Eles falam outra língua, tem costumes diferentes dos nossos, sentem saudades de casa e as dificuldades não param por aí. Conheça quais são os principais obstáculos culturais para os estrangeiros que vivem em Presidente Prudente

Por: Violeta Araki

O que é um estrangeiro afinal?

Estranhos no ninho

Alguns atravessaram dois oceanos, várias longitudes e uma dúzia de fuso-horários. Outros desceram apenas algumas latitudes. Não que a diferença no tempo e distância da viagem seja determinante para descrever com precisão uma das dificuldades pelas quais passaram os estrangeiros que hoje moram em Presidente Prudente. Mas esta parte dá ao menos uma dimensão dos obstáculos que tiveram de enfrentar desde a partida do país de origem até a chegada a esta cidade.

O que é um estrangeiro, afinal? É um ser normal num país estranho? É alguém que deixou suas raízes atrás do horizonte que se podia ver da janela do avião? É uma pessoa angustiada de saudades de casa, mas ávida também por conhecer uma cultura diferente? O escritor Albert Camus até poderia descrevê-lo como um indivíduo indiferente às regras morais no célebre O Estrangeiro (1965, Record), mas nem ao final de quase 300 páginas conseguiu imprimir uma definição final a ele.
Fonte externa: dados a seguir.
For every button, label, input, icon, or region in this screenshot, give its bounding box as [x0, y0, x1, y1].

Estas tentativas de explicar a pessoa nascida fora do Brasil se interrompem por aí justamente pela indefinição que cerca mais do que ela é, mas também o que ela sente.

Na obra Nihonjin, de Oscar Nakasato, as histórias dos imigrantes japoneses que vieram ao Brasil vão ao encontro do esforço em descrever o que representa ser um “estranho no ninho”, ainda mais quando este ninho é um país culturalmente distante do local de origem. Nakasato tem em mente dar uma dimensão aos brasileiros, do choque de valores entre ocidentais e orientais e ao mesmo tempo retratar o empenho dos estrangeiros em manterem vivas e fortes as suas tradições.

Quem são eles?

Até 2010, Presidente Prudente abrigava 606 pessoas nascidas em países estrangeiros, o que equivalia a 0,29 da população, segundo o último Censo do Instituto Brasileiro de Geografia e Estatística (IBGE). Desse total, havia 308 pessoas naturalizadas brasileiras e 298 que se declaravam estrangeiras.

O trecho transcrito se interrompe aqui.